Senior officers at Scotland Yard are 'incandescent' that claims were not investigated properly

James Hanning
Saturday 28 May 2011 19:00 EDT
(getty images)

Recriminations have begun inside Scotland Yard after criticism of the force's performance over the News of the World phone hacking scandal. With only two NoW employees convicted of intercepting voicemail messages five years ago, the force is increasingly under attack for failing to probe more deeply in its initial investigations.

Just last week, on 24 May, Lord Prescott won the right to challenge police in the High Court over their failure to inform him and others that they were potential victims of the hacking. The former deputy prime minister, the Labour MP Chris Bryant, former Scotland Yard deputy assistant commissioner Brian Paddick and journalist Brendan Montague were given permission for a judicial review into the handling of their cases by police after 10,000 pages of evidence were seized in 2006 from the private investigator Glenn Mulcaire.

One Met Police officer, Assistant Commissioner John Yates, is said to be "incandescent" with the performance of some of those in his charge. Mr Yates, who reviewed the original inquiry, is said by colleagues to be furious at the "inadequate" and "unprofessional" research of those beneath him, with the result that some of his public statements at the time have been at odds with what has emerged subsequently.

"John feels he has been badly let down; this was not about corruption or collusion with certain newspapers as some have claimed, but there was a serious lack of focus among those tasked with finding out the full extent of the wrongdoing. He told his staff he wanted full priority to be given to this, and to be 100 per cent certain that any statements he made to the public were accurate."

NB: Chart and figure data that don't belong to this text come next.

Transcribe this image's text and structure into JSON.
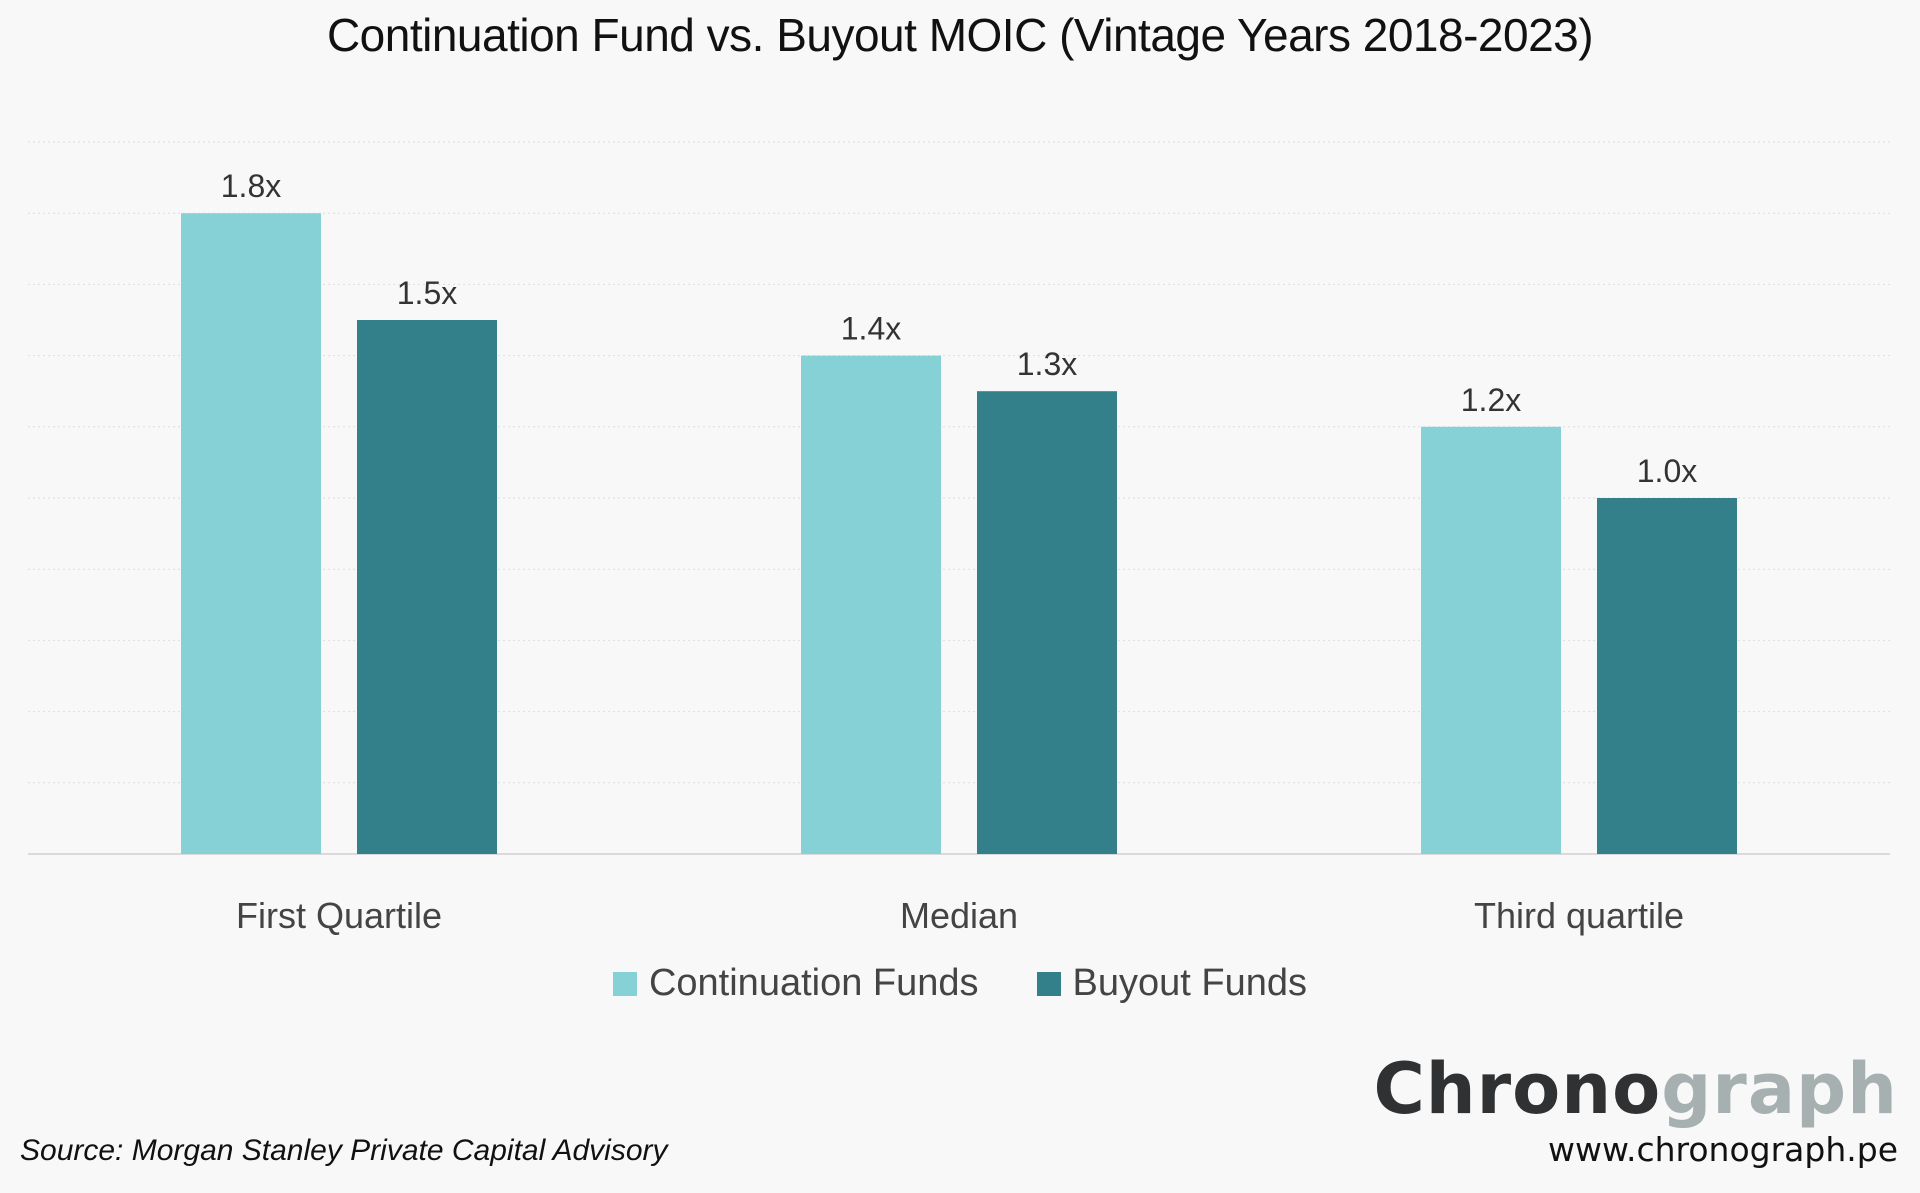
{
  "chart_data": {
    "type": "bar",
    "title": "Continuation Fund vs. Buyout MOIC (Vintage Years 2018-2023)",
    "categories": [
      "First Quartile",
      "Median",
      "Third quartile"
    ],
    "series": [
      {
        "name": "Continuation Funds",
        "values": [
          1.8,
          1.4,
          1.2
        ],
        "labels": [
          "1.8x",
          "1.4x",
          "1.2x"
        ],
        "color": "#86d1d5"
      },
      {
        "name": "Buyout Funds",
        "values": [
          1.5,
          1.3,
          1.0
        ],
        "labels": [
          "1.5x",
          "1.3x",
          "1.0x"
        ],
        "color": "#33808a"
      }
    ],
    "ylim": [
      0,
      2.0
    ],
    "gridline_step": 0.2,
    "grid": true,
    "y_axis_labels_shown": false,
    "legend_position": "bottom-center"
  },
  "footer": {
    "source": "Source: Morgan Stanley Private Capital Advisory",
    "logo_dark": "Chrono",
    "logo_light": "graph",
    "url": "www.chronograph.pe"
  }
}
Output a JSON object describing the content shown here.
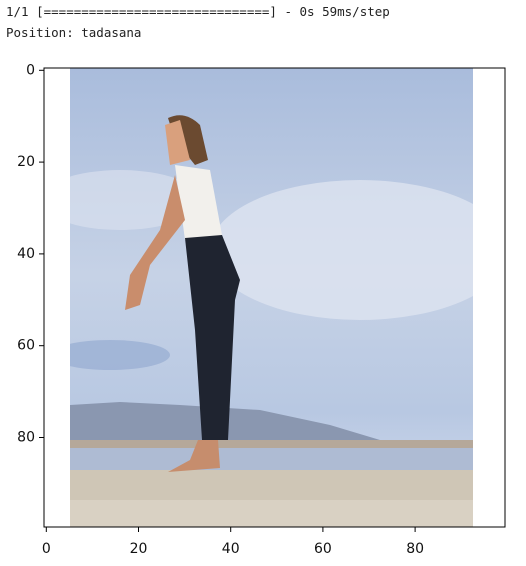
{
  "console": [
    "1/1 [==============================] - 0s 59ms/step",
    "Position: tadasana"
  ],
  "chart_data": {
    "type": "image",
    "xlim": [
      -0.5,
      99.5
    ],
    "ylim": [
      99.5,
      -0.5
    ],
    "xticks": [
      0,
      20,
      40,
      60,
      80
    ],
    "yticks": [
      0,
      20,
      40,
      60,
      80
    ]
  }
}
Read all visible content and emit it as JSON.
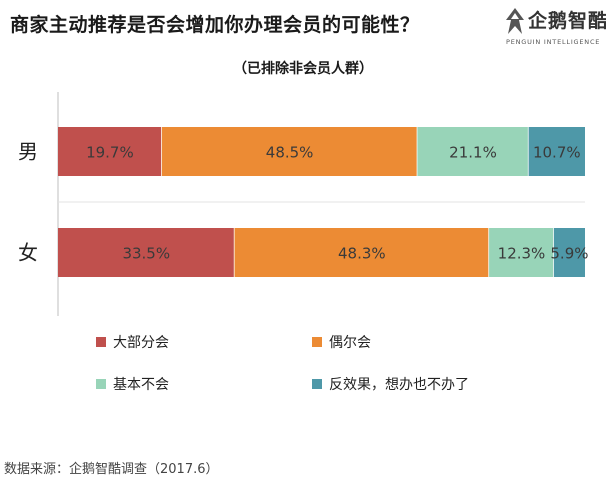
{
  "header": {
    "title": "商家主动推荐是否会增加你办理会员的可能性？",
    "subtitle": "（已排除非会员人群）"
  },
  "logo": {
    "cn": "企鹅智酷",
    "en": "PENGUIN INTELLIGENCE"
  },
  "source": "数据来源：企鹅智酷调查（2017.6）",
  "chart_data": {
    "type": "bar",
    "orientation": "horizontal-stacked-100",
    "title": "商家主动推荐是否会增加你办理会员的可能性？",
    "subtitle": "（已排除非会员人群）",
    "categories": [
      "男",
      "女"
    ],
    "series": [
      {
        "name": "大部分会",
        "color": "#c0504d",
        "values": [
          19.7,
          33.5
        ],
        "labels": [
          "19.7%",
          "33.5%"
        ]
      },
      {
        "name": "偶尔会",
        "color": "#ec8b34",
        "values": [
          48.5,
          48.3
        ],
        "labels": [
          "48.5%",
          "48.3%"
        ]
      },
      {
        "name": "基本不会",
        "color": "#98d4b8",
        "values": [
          21.1,
          12.3
        ],
        "labels": [
          "21.1%",
          "12.3%"
        ]
      },
      {
        "name": "反效果，想办也不办了",
        "color": "#4e98a8",
        "values": [
          10.7,
          5.9
        ],
        "labels": [
          "10.7%",
          "5.9%"
        ]
      }
    ],
    "xlim": [
      0,
      100
    ],
    "grid": false,
    "legend": "bottom"
  }
}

Others in the Met have pointed to the role of the Crown Prosecution Service and its decision to prosecute just two people working for the NoW when it appeared to have evidence suggesting others were involved.

Senior officers are also said to be "furious" with the behaviour of the paper since the convictions. After two internal inquiries, the paper claimed there was no evidence of senior staff being involved. Only in January this year, after the intervention of its proprietor, Rupert Murdoch, did the paper hand over what the police called "significant evidence" suggesting more widespread wrongdoing.

The police are angry that it took four years for the paper to unearth the evidence, while purportedly co-operating with the police. In April the paper admitted its previous inquiries "were not sufficiently robust". One of these, led by Colin Myler, the paper's current editor, cleared the former editor Andy Coulson, Neil Wallis, then deputy editor, and the news editor, Ian Edmondson. One senior source said: "They haven't been hauled over the coals for this. They knew that if they were supposedly co-operating and going through their emails we wouldn't be able to get a search warrant, but their own searches were, shall we say, inadequate at best."

Meanwhile it emerged yesterday that six journalists who worked for The Daily Mail and the Mail on Sunday are to be shown evidence that their voicemail messages were intercepted by Mulcaire, one of the two men working for the News of the World who were jailed for phone hacking.